Most patients prefer to wear a patch after exenteration, rather than a prosthesis, especially with the larger reconstructions.1, 3, 4, 35, 40
Attempts have been made to preserve more of the orbital tissues including palpebral and bulbar conjunctiva to achieve reconstruction of a socket, which allows retention of a standard ocular prosthesis (simple artificial eye) using mucosal grafts in addition if needed.1 This is feasible in only a small minority of exenterated patients.
If a standard postexenteration facial-type prosthesis is preferred to a patch, good cosmesis can be achieved. The prosthesis is moulded to the underlying socket and may include components to close any communication with the nose or sinuses. Fixation of the prosthesis may be with tissue glue or it may be mounted on spectacles. Tissue glue is inefficient and glue deposits are left on the prosthesis, which may discolour. Spectacle-mounted prostheses prevent the spectacles ever being removed in public. Patients often lose confidence with these methods and tend to abandon their prosthesis for a patch.
An alternative method of prosthesis fixation is the use of titanium osseointegrated implants to which the prosthesis is attached by magnets or clips.44 The technique was pioneered by Brånemark in Sweden and it has proven to be a very successful method of fixation for facial and other prostheses.
The implants are usually placed once the orbit is healed. The procedure is in two stages. Three or four titanium fixtures are implanted into the bony orbital rim and covered again with skin while osseointegration occurs. About 4 months later, the skin over the implants is opened, healing of the skin around the implant is allowed to occur, and then the final magnets or framework for prosthesis fixation are fitted (Figure 1). The mould of the socket is taken at this stage and the prosthesis is made44, 45 (Figure 2).
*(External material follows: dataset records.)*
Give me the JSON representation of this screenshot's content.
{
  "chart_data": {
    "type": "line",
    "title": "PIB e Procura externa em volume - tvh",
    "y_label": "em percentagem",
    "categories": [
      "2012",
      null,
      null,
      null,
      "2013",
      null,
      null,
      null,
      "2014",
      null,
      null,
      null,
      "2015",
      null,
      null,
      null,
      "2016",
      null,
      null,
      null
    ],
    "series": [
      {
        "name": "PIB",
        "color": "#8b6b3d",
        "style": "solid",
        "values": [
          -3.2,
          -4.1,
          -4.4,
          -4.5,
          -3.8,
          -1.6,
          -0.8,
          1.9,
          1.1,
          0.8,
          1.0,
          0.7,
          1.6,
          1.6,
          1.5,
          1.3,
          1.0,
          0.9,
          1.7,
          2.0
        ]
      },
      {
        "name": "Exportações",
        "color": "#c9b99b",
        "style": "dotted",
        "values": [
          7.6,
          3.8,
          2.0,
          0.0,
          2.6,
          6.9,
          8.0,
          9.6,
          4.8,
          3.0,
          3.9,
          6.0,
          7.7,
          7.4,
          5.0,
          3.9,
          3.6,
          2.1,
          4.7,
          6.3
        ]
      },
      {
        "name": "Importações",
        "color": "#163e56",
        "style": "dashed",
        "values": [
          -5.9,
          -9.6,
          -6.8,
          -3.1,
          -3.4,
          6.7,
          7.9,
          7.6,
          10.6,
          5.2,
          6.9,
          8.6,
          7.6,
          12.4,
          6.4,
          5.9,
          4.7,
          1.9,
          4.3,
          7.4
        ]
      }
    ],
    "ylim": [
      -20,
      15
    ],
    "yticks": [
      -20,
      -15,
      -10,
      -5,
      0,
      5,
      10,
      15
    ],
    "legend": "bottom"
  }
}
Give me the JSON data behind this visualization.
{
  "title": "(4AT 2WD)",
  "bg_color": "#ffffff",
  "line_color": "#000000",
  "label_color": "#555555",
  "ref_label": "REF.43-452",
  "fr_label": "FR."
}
Osseointegration also occurs in irradiated orbits, but it is less reliable and it is advisable to delay implantation for at least a year following irradiation.44, 46 Patient satisfaction with implant-retained prostheses is generally high45 (Figures 3 and 4).
Prognosis
Mohr and Esser5 reported a 1-year survival of 89%, a 5-year rate of 63%, and a 10-year rate of 48% in 77 exenterations, 58% of whom required simultaneous bone removal.
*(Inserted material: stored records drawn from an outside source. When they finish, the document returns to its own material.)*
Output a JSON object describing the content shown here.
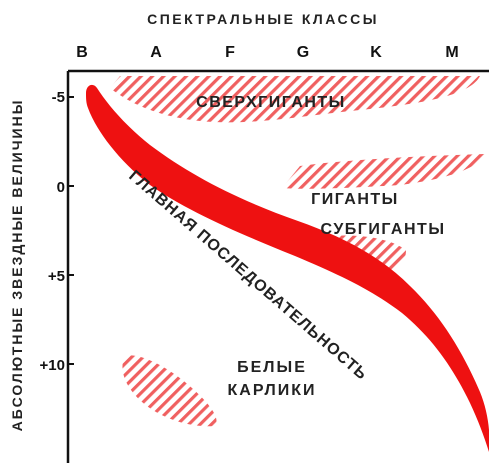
{
  "diagram": {
    "title": "СПЕКТРАЛЬНЫЕ КЛАССЫ",
    "y_title": "АБСОЛЮТНЫЕ ЗВЕЗДНЫЕ ВЕЛИЧИНЫ",
    "spectral_classes": [
      "B",
      "A",
      "F",
      "G",
      "K",
      "M"
    ],
    "magnitude_ticks": [
      "-5",
      "0",
      "+5",
      "+10"
    ],
    "regions": {
      "supergiants": "СВЕРХГИГАНТЫ",
      "giants": "ГИГАНТЫ",
      "subgiants": "СУБГИГАНТЫ",
      "main_sequence": "ГЛАВНАЯ ПОСЛЕДОВАТЕЛЬНОСТЬ",
      "white_dwarfs_line1": "БЕЛЫЕ",
      "white_dwarfs_line2": "КАРЛИКИ"
    },
    "colors": {
      "main_sequence": "#ee1111",
      "hatch": "#f06060",
      "axis": "#111111",
      "text": "#222222"
    }
  }
}
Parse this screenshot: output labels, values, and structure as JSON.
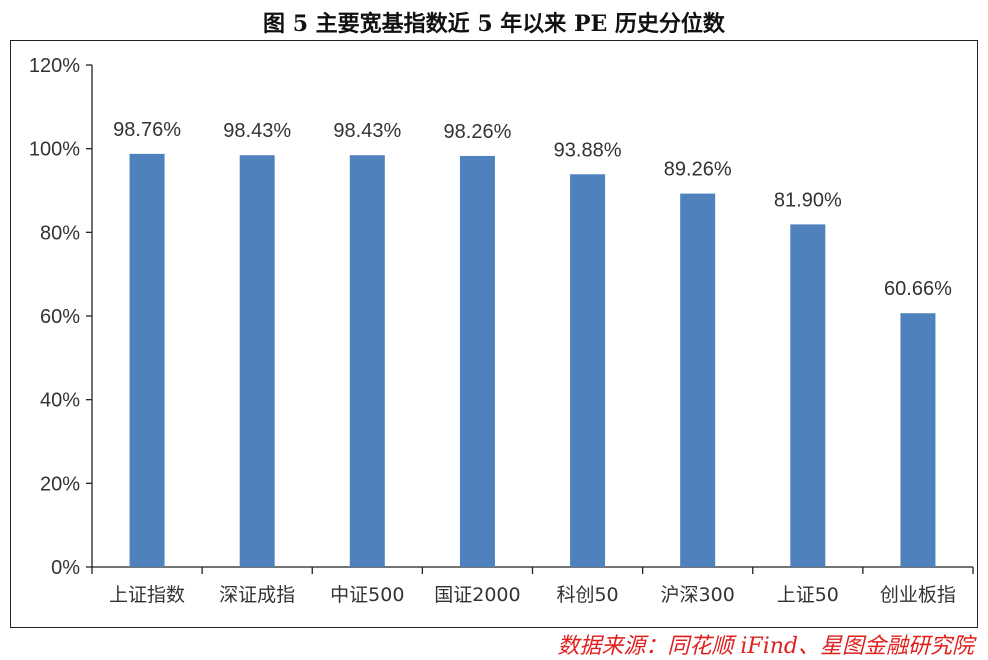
{
  "figure": {
    "title": "图 5 主要宽基指数近 5 年以来 PE 历史分位数",
    "source": "数据来源：同花顺 iFind、星图金融研究院"
  },
  "colors": {
    "bar": "#4f81bd",
    "axis": "#222222",
    "text": "#333333",
    "source": "#e0201f"
  },
  "chart_data": {
    "type": "bar",
    "title": "图 5 主要宽基指数近 5 年以来 PE 历史分位数",
    "xlabel": "",
    "ylabel": "",
    "categories": [
      "上证指数",
      "深证成指",
      "中证500",
      "国证2000",
      "科创50",
      "沪深300",
      "上证50",
      "创业板指"
    ],
    "values": [
      98.76,
      98.43,
      98.43,
      98.26,
      93.88,
      89.26,
      81.9,
      60.66
    ],
    "data_labels": [
      "98.76%",
      "98.43%",
      "98.43%",
      "98.26%",
      "93.88%",
      "89.26%",
      "81.90%",
      "60.66%"
    ],
    "ylim": [
      0,
      120
    ],
    "yticks": [
      0,
      20,
      40,
      60,
      80,
      100,
      120
    ],
    "ytick_labels": [
      "0%",
      "20%",
      "40%",
      "60%",
      "80%",
      "100%",
      "120%"
    ],
    "grid": false,
    "legend": "none"
  }
}
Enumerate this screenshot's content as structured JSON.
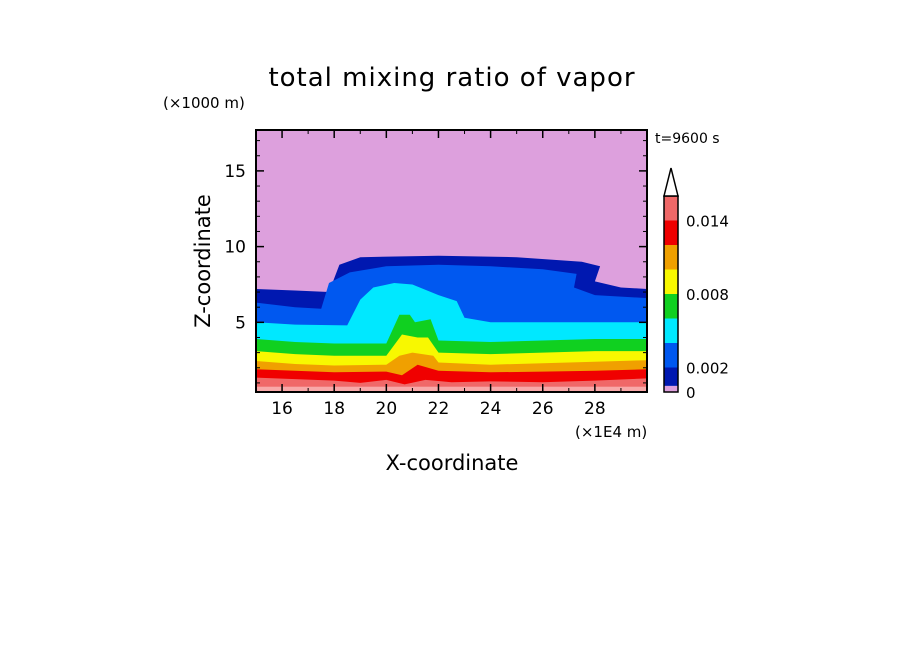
{
  "chart_data": {
    "type": "contour",
    "title": "total mixing ratio of vapor",
    "xlabel": "X-coordinate",
    "ylabel": "Z-coordinate",
    "x_unit": "(×1E4 m)",
    "y_unit": "(×1000 m)",
    "time_label": "t=9600 s",
    "xlim": [
      15,
      30
    ],
    "ylim": [
      0.4,
      17.7
    ],
    "x_ticks": [
      "16",
      "18",
      "20",
      "22",
      "24",
      "26",
      "28"
    ],
    "x_tick_values": [
      16,
      18,
      20,
      22,
      24,
      26,
      28
    ],
    "y_ticks": [
      "5",
      "10",
      "15"
    ],
    "y_tick_values": [
      5,
      10,
      15
    ],
    "colorbar": {
      "levels": [
        0,
        0.0005,
        0.002,
        0.004,
        0.006,
        0.008,
        0.01,
        0.012,
        0.014,
        0.016
      ],
      "tick_labels": [
        "0",
        "0.002",
        "0.008",
        "0.014"
      ],
      "tick_values": [
        0,
        0.002,
        0.008,
        0.014
      ],
      "colors": [
        "#dda0dd",
        "#0018b0",
        "#0058f0",
        "#00e8ff",
        "#10d020",
        "#f8f800",
        "#f0a000",
        "#f00000",
        "#f06868",
        "#f8a8a8"
      ],
      "extend_max": true
    },
    "layers": [
      {
        "level": 0.0005,
        "color": "#0018b0",
        "top": [
          [
            15,
            7.2
          ],
          [
            16.5,
            7.1
          ],
          [
            17.8,
            7.0
          ],
          [
            18.2,
            8.8
          ],
          [
            19,
            9.3
          ],
          [
            22,
            9.4
          ],
          [
            25,
            9.3
          ],
          [
            27.5,
            9.0
          ],
          [
            28.2,
            8.7
          ],
          [
            28,
            7.7
          ],
          [
            29,
            7.3
          ],
          [
            30,
            7.2
          ]
        ]
      },
      {
        "level": 0.002,
        "color": "#0058f0",
        "top": [
          [
            15,
            6.3
          ],
          [
            16.5,
            6.0
          ],
          [
            17.5,
            5.9
          ],
          [
            17.8,
            7.6
          ],
          [
            18.6,
            8.3
          ],
          [
            20,
            8.7
          ],
          [
            22,
            8.8
          ],
          [
            24,
            8.7
          ],
          [
            26,
            8.5
          ],
          [
            27.3,
            8.2
          ],
          [
            27.2,
            7.3
          ],
          [
            28,
            6.8
          ],
          [
            29,
            6.7
          ],
          [
            30,
            6.6
          ]
        ]
      },
      {
        "level": 0.004,
        "color": "#00e8ff",
        "top": [
          [
            15,
            5.0
          ],
          [
            16.5,
            4.85
          ],
          [
            18.5,
            4.8
          ],
          [
            19,
            6.5
          ],
          [
            19.5,
            7.3
          ],
          [
            20.3,
            7.6
          ],
          [
            21,
            7.5
          ],
          [
            22,
            6.8
          ],
          [
            22.7,
            6.4
          ],
          [
            23,
            5.3
          ],
          [
            24,
            5.0
          ],
          [
            26,
            5.0
          ],
          [
            28,
            5.0
          ],
          [
            30,
            5.0
          ]
        ]
      },
      {
        "level": 0.006,
        "color": "#10d020",
        "top": [
          [
            15,
            3.9
          ],
          [
            16.5,
            3.7
          ],
          [
            18,
            3.6
          ],
          [
            20,
            3.6
          ],
          [
            20.5,
            5.5
          ],
          [
            20.9,
            5.5
          ],
          [
            21.1,
            5.0
          ],
          [
            21.7,
            5.2
          ],
          [
            22,
            3.8
          ],
          [
            24,
            3.7
          ],
          [
            26,
            3.8
          ],
          [
            28,
            3.9
          ],
          [
            30,
            3.9
          ]
        ]
      },
      {
        "level": 0.008,
        "color": "#f8f800",
        "top": [
          [
            15,
            3.1
          ],
          [
            16.5,
            2.9
          ],
          [
            18,
            2.8
          ],
          [
            20,
            2.8
          ],
          [
            20.6,
            4.2
          ],
          [
            21.2,
            4.0
          ],
          [
            21.6,
            4.0
          ],
          [
            22,
            3.0
          ],
          [
            24,
            2.9
          ],
          [
            26,
            3.0
          ],
          [
            28,
            3.1
          ],
          [
            30,
            3.1
          ]
        ]
      },
      {
        "level": 0.01,
        "color": "#f0a000",
        "top": [
          [
            15,
            2.45
          ],
          [
            16.5,
            2.25
          ],
          [
            18,
            2.15
          ],
          [
            20,
            2.2
          ],
          [
            20.5,
            2.8
          ],
          [
            21,
            3.0
          ],
          [
            21.8,
            2.8
          ],
          [
            22,
            2.35
          ],
          [
            24,
            2.2
          ],
          [
            26,
            2.3
          ],
          [
            28,
            2.4
          ],
          [
            30,
            2.5
          ]
        ]
      },
      {
        "level": 0.012,
        "color": "#f00000",
        "top": [
          [
            15,
            1.9
          ],
          [
            16.5,
            1.8
          ],
          [
            18,
            1.7
          ],
          [
            20,
            1.75
          ],
          [
            20.6,
            1.5
          ],
          [
            21.2,
            2.2
          ],
          [
            22,
            1.8
          ],
          [
            24,
            1.7
          ],
          [
            26,
            1.75
          ],
          [
            28,
            1.8
          ],
          [
            30,
            1.9
          ]
        ]
      },
      {
        "level": 0.014,
        "color": "#f06868",
        "top": [
          [
            15,
            1.35
          ],
          [
            16.5,
            1.25
          ],
          [
            18,
            1.15
          ],
          [
            19,
            1.0
          ],
          [
            20,
            1.2
          ],
          [
            20.7,
            0.9
          ],
          [
            21.5,
            1.2
          ],
          [
            22.5,
            1.05
          ],
          [
            24,
            1.1
          ],
          [
            26,
            1.05
          ],
          [
            28,
            1.15
          ],
          [
            30,
            1.3
          ]
        ]
      }
    ]
  }
}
Bartley et al47 reported 5-year recurrence and survival rates in patients with and without known residual tumour. Eighty-two per cent had no residual tumour at operation, and in this group, the 1-year survival was 88.6%, the 5-year survival was 56.8%, and at 5 years, 48.3% remained clear of local recurrence and metastases. Eighteen per cent had known residual local tumour or metastasis at operation. The 1-year survival in this group was 55.0% and the 5-year survival was 25.8%.
Savage25 reported 11 exenterations in patients with large squamous or basal cell carcinomas of the skin. The recurrence rate was 60% and the 5-year survival was 56%.
Perineural tumour spread has a worse prognosis. McNab et al29 reported 21 patients with perineural spread of squamous cell carcinoma. The primary tumour was most commonly found in the forehead or brow; 95.2% had altered or reduced sensation, 42.9% had pain, 66.7% had ophthalmoplegia. 66.7% had involvement of the facial nerve, and 66.7% died between 9 months and 5 years, one was alive at 3 years but with recurrent disease. Two were alive at 14 and 18 years. Four had no recurrence at 2, 3, 4, and 12 months.
Williams et al33 reported 35 patients with clinical perineural spread. 51.4% had positive evidence of perineural spread on imaging. The 5-year survival in this group was 50%. In the group without CT or MR confirmation of perineural spread, the 5-year survival was 86%.
Conclusion
Exenteration is a radical operation for potentially fatal or relentlessly progressive disease that has invaded the orbital tissues. Clearance is achieved in more than 60% of total exenterations and more than 80% of subtotal exenterations. The 5-year survival is about 55–65% for exenterations that present to ophthalmologists:tumours arising in the skin, globe, or orbital tissues. Survival is significantly lower if there is perineural spread of the tumour. Good cosmetic rehabilitation can be achieved with a facial prosthesis, but most patients still prefer to wear a patch.